UCL

7. Project Advice

These notes contain various additional pieces of advice about the GEOG0027 coursework.

These are formulated as a form of FAQ, in response to questions from students in previous years.

If you have additional points you would like advice on or clarification of, please let the course tutor know, or post on the github page.

7.1. Selecting Landsat scenes

7.2. (i) Data Gaps

If you had gaps in your data for land cover, you could still run the model (and complete the practical), but in some cases, change would be calculated over several years (rather than per year). Actually, this is taken into account in the R code.

e.g. if you have data for 1996 and 2000, then clearly

change per year = [urban(2000)-urban(1996)]/(2000-1996)

7.3. Range of years to use

As you can simply download the data archive, there is not much of a reason to use a truncated dataset.

One reason you may decide to leave certain years out of the analysis though, is if you simply can’t (demonstrate this!) get a clustering that gives a reasonable or consistent result.

7.4. Data for Modelling

I have been looking at the modelling of the classified areas. I realise the formula is the urban growth formula from your notes. However, when looking closely at the formula I understand that the log for the wages in private units(b3) and average total wages (b4) are not including in the formula. Are these values already calculated to their logarithmic value or should we add this to the formula when applying our own data?

Response:

The titles in the spreadsheet say e.g. ‘average total wages (yuan)’ … since the formula (‘model’) you are using states the variable as log(average total wages), then you should apply a log transform.

Another comment:

Also, I am a bit confused with the modelling with the parameters a b1 b2 b3 b4 b5 do we use trial and error to find the values that fit in our model or do we have to calculate these values?

Response:

No – you should not use trial and error. The equation is simply a multi-variate linear regression model. You are supposed to have learned how to solve for the parameters of that in your first year, which is why I give not explicit instructions here.
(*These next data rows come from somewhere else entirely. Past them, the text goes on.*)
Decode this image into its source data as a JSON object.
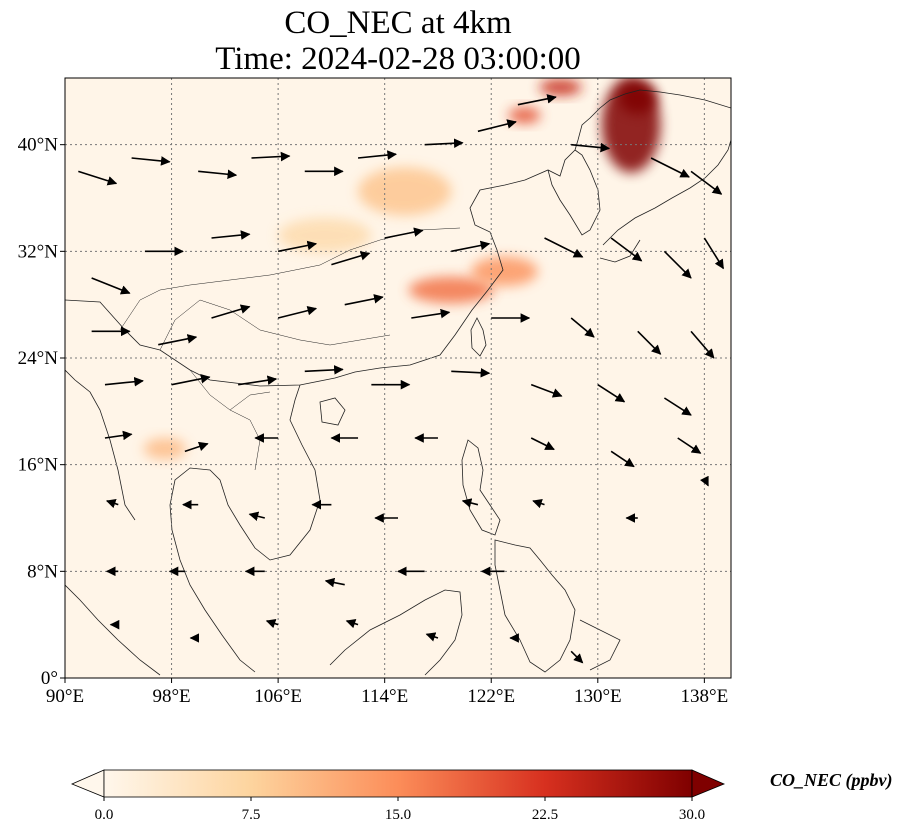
{
  "title": {
    "line1": "CO_NEC at 4km",
    "line2": "Time: 2024-02-28 03:00:00"
  },
  "map": {
    "lon_range": [
      90,
      140
    ],
    "lat_range": [
      0,
      45
    ],
    "lon_ticks": [
      {
        "value": 90,
        "label": "90°E"
      },
      {
        "value": 98,
        "label": "98°E"
      },
      {
        "value": 106,
        "label": "106°E"
      },
      {
        "value": 114,
        "label": "114°E"
      },
      {
        "value": 122,
        "label": "122°E"
      },
      {
        "value": 130,
        "label": "130°E"
      },
      {
        "value": 138,
        "label": "138°E"
      }
    ],
    "lat_ticks": [
      {
        "value": 0,
        "label": "0°"
      },
      {
        "value": 8,
        "label": "8°N"
      },
      {
        "value": 16,
        "label": "16°N"
      },
      {
        "value": 24,
        "label": "24°N"
      },
      {
        "value": 32,
        "label": "32°N"
      },
      {
        "value": 40,
        "label": "40°N"
      }
    ],
    "grid": true,
    "colormap": "OrRd",
    "background_color": "#fff5e8",
    "coastline_color": "#222222",
    "vector_color": "#000000",
    "co_plumes": [
      {
        "lon": 132.5,
        "lat": 41.5,
        "rlon": 2.2,
        "rlat": 3.6,
        "value": 30
      },
      {
        "lon": 133.0,
        "lat": 43.5,
        "rlon": 1.4,
        "rlat": 1.2,
        "value": 30
      },
      {
        "lon": 127.2,
        "lat": 44.3,
        "rlon": 1.6,
        "rlat": 0.6,
        "value": 24
      },
      {
        "lon": 124.5,
        "lat": 42.2,
        "rlon": 1.2,
        "rlat": 0.6,
        "value": 20
      },
      {
        "lon": 119.0,
        "lat": 29.1,
        "rlon": 3.2,
        "rlat": 1.0,
        "value": 17
      },
      {
        "lon": 123.0,
        "lat": 30.5,
        "rlon": 2.5,
        "rlat": 1.1,
        "value": 14
      },
      {
        "lon": 115.5,
        "lat": 36.5,
        "rlon": 3.5,
        "rlat": 1.8,
        "value": 9
      },
      {
        "lon": 109.5,
        "lat": 33.2,
        "rlon": 3.5,
        "rlat": 1.3,
        "value": 6
      },
      {
        "lon": 97.5,
        "lat": 17.2,
        "rlon": 1.6,
        "rlat": 0.8,
        "value": 10
      }
    ],
    "wind_vectors": [
      {
        "lon": 91,
        "lat": 38,
        "u": 1.0,
        "v": -0.32
      },
      {
        "lon": 95,
        "lat": 39,
        "u": 1.0,
        "v": -0.1
      },
      {
        "lon": 100,
        "lat": 38,
        "u": 1.0,
        "v": -0.1
      },
      {
        "lon": 104,
        "lat": 39,
        "u": 1.0,
        "v": 0.05
      },
      {
        "lon": 108,
        "lat": 38,
        "u": 1.0,
        "v": 0.0
      },
      {
        "lon": 112,
        "lat": 39,
        "u": 1.0,
        "v": 0.1
      },
      {
        "lon": 117,
        "lat": 40,
        "u": 1.0,
        "v": 0.05
      },
      {
        "lon": 121,
        "lat": 41,
        "u": 1.0,
        "v": 0.25
      },
      {
        "lon": 124,
        "lat": 43,
        "u": 1.0,
        "v": 0.2
      },
      {
        "lon": 128,
        "lat": 40,
        "u": 1.0,
        "v": -0.1
      },
      {
        "lon": 134,
        "lat": 39,
        "u": 1.0,
        "v": -0.5
      },
      {
        "lon": 137,
        "lat": 38,
        "u": 0.8,
        "v": -0.6
      },
      {
        "lon": 92,
        "lat": 30,
        "u": 1.0,
        "v": -0.4
      },
      {
        "lon": 96,
        "lat": 32,
        "u": 1.0,
        "v": 0.0
      },
      {
        "lon": 101,
        "lat": 33,
        "u": 1.0,
        "v": 0.1
      },
      {
        "lon": 106,
        "lat": 32,
        "u": 1.0,
        "v": 0.2
      },
      {
        "lon": 110,
        "lat": 31,
        "u": 1.0,
        "v": 0.3
      },
      {
        "lon": 114,
        "lat": 33,
        "u": 1.0,
        "v": 0.2
      },
      {
        "lon": 119,
        "lat": 32,
        "u": 1.0,
        "v": 0.2
      },
      {
        "lon": 126,
        "lat": 33,
        "u": 1.0,
        "v": -0.5
      },
      {
        "lon": 131,
        "lat": 33,
        "u": 0.8,
        "v": -0.6
      },
      {
        "lon": 135,
        "lat": 32,
        "u": 0.7,
        "v": -0.7
      },
      {
        "lon": 138,
        "lat": 33,
        "u": 0.5,
        "v": -0.8
      },
      {
        "lon": 92,
        "lat": 26,
        "u": 1.0,
        "v": 0.0
      },
      {
        "lon": 97,
        "lat": 25,
        "u": 1.0,
        "v": 0.2
      },
      {
        "lon": 101,
        "lat": 27,
        "u": 1.0,
        "v": 0.3
      },
      {
        "lon": 106,
        "lat": 27,
        "u": 1.0,
        "v": 0.25
      },
      {
        "lon": 111,
        "lat": 28,
        "u": 1.0,
        "v": 0.2
      },
      {
        "lon": 116,
        "lat": 27,
        "u": 1.0,
        "v": 0.15
      },
      {
        "lon": 122,
        "lat": 27,
        "u": 1.0,
        "v": 0.0
      },
      {
        "lon": 128,
        "lat": 27,
        "u": 0.6,
        "v": -0.5
      },
      {
        "lon": 133,
        "lat": 26,
        "u": 0.6,
        "v": -0.6
      },
      {
        "lon": 137,
        "lat": 26,
        "u": 0.6,
        "v": -0.7
      },
      {
        "lon": 93,
        "lat": 22,
        "u": 1.0,
        "v": 0.1
      },
      {
        "lon": 98,
        "lat": 22,
        "u": 1.0,
        "v": 0.2
      },
      {
        "lon": 103,
        "lat": 22,
        "u": 1.0,
        "v": 0.15
      },
      {
        "lon": 108,
        "lat": 23,
        "u": 1.0,
        "v": 0.05
      },
      {
        "lon": 113,
        "lat": 22,
        "u": 1.0,
        "v": 0.0
      },
      {
        "lon": 119,
        "lat": 23,
        "u": 1.0,
        "v": -0.05
      },
      {
        "lon": 125,
        "lat": 22,
        "u": 0.8,
        "v": -0.3
      },
      {
        "lon": 130,
        "lat": 22,
        "u": 0.7,
        "v": -0.45
      },
      {
        "lon": 135,
        "lat": 21,
        "u": 0.7,
        "v": -0.45
      },
      {
        "lon": 93,
        "lat": 18,
        "u": 0.7,
        "v": 0.1
      },
      {
        "lon": 99,
        "lat": 17,
        "u": 0.6,
        "v": 0.2
      },
      {
        "lon": 106,
        "lat": 18,
        "u": -0.6,
        "v": 0.0
      },
      {
        "lon": 112,
        "lat": 18,
        "u": -0.7,
        "v": 0.0
      },
      {
        "lon": 118,
        "lat": 18,
        "u": -0.6,
        "v": 0.0
      },
      {
        "lon": 125,
        "lat": 18,
        "u": 0.6,
        "v": -0.3
      },
      {
        "lon": 131,
        "lat": 17,
        "u": 0.6,
        "v": -0.4
      },
      {
        "lon": 136,
        "lat": 18,
        "u": 0.6,
        "v": -0.4
      },
      {
        "lon": 94,
        "lat": 13,
        "u": -0.3,
        "v": 0.1
      },
      {
        "lon": 100,
        "lat": 13,
        "u": -0.4,
        "v": 0.0
      },
      {
        "lon": 105,
        "lat": 12,
        "u": -0.4,
        "v": 0.1
      },
      {
        "lon": 110,
        "lat": 13,
        "u": -0.5,
        "v": 0.0
      },
      {
        "lon": 115,
        "lat": 12,
        "u": -0.6,
        "v": 0.0
      },
      {
        "lon": 121,
        "lat": 13,
        "u": -0.4,
        "v": 0.1
      },
      {
        "lon": 126,
        "lat": 13,
        "u": -0.3,
        "v": 0.1
      },
      {
        "lon": 133,
        "lat": 12,
        "u": -0.3,
        "v": 0.0
      },
      {
        "lon": 138,
        "lat": 15,
        "u": 0.1,
        "v": -0.2
      },
      {
        "lon": 94,
        "lat": 8,
        "u": -0.3,
        "v": 0.0
      },
      {
        "lon": 99,
        "lat": 8,
        "u": -0.4,
        "v": 0.0
      },
      {
        "lon": 105,
        "lat": 8,
        "u": -0.5,
        "v": 0.0
      },
      {
        "lon": 111,
        "lat": 7,
        "u": -0.5,
        "v": 0.1
      },
      {
        "lon": 117,
        "lat": 8,
        "u": -0.7,
        "v": 0.0
      },
      {
        "lon": 123,
        "lat": 8,
        "u": -0.6,
        "v": 0.0
      },
      {
        "lon": 94,
        "lat": 4,
        "u": -0.2,
        "v": 0.0
      },
      {
        "lon": 100,
        "lat": 3,
        "u": -0.2,
        "v": 0.0
      },
      {
        "lon": 106,
        "lat": 4,
        "u": -0.3,
        "v": 0.1
      },
      {
        "lon": 112,
        "lat": 4,
        "u": -0.3,
        "v": 0.1
      },
      {
        "lon": 118,
        "lat": 3,
        "u": -0.3,
        "v": 0.1
      },
      {
        "lon": 124,
        "lat": 3,
        "u": -0.2,
        "v": 0.0
      },
      {
        "lon": 128,
        "lat": 2,
        "u": 0.3,
        "v": -0.3
      }
    ]
  },
  "colorbar": {
    "min": 0,
    "max": 30,
    "ticks": [
      {
        "value": 0,
        "label": "0.0"
      },
      {
        "value": 7.5,
        "label": "7.5"
      },
      {
        "value": 15,
        "label": "15.0"
      },
      {
        "value": 22.5,
        "label": "22.5"
      },
      {
        "value": 30,
        "label": "30.0"
      }
    ],
    "stops": [
      "#fff7ec",
      "#fdd49e",
      "#fc8d59",
      "#d7301f",
      "#7f0000"
    ],
    "label": "CO_NEC (ppbv)"
  }
}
To better understand this, imagine that your model had only 1 input variable (e.g. population). In that case, the model would be:

urban_change = a + b population

and if you plotted urban_change as a function of population, this model would be assuming that there is s straight line describing this. In that case, you can interpret the ‘parameter’ a as the ‘intercept’ and the parameter ‘b’ as the slope (of the line). To estimate these from data, you would not guess the values, you would perform a linear regression. The same idea holds in this practical, but it is a multi-variate linear relationship.

I hope that helps

Lewis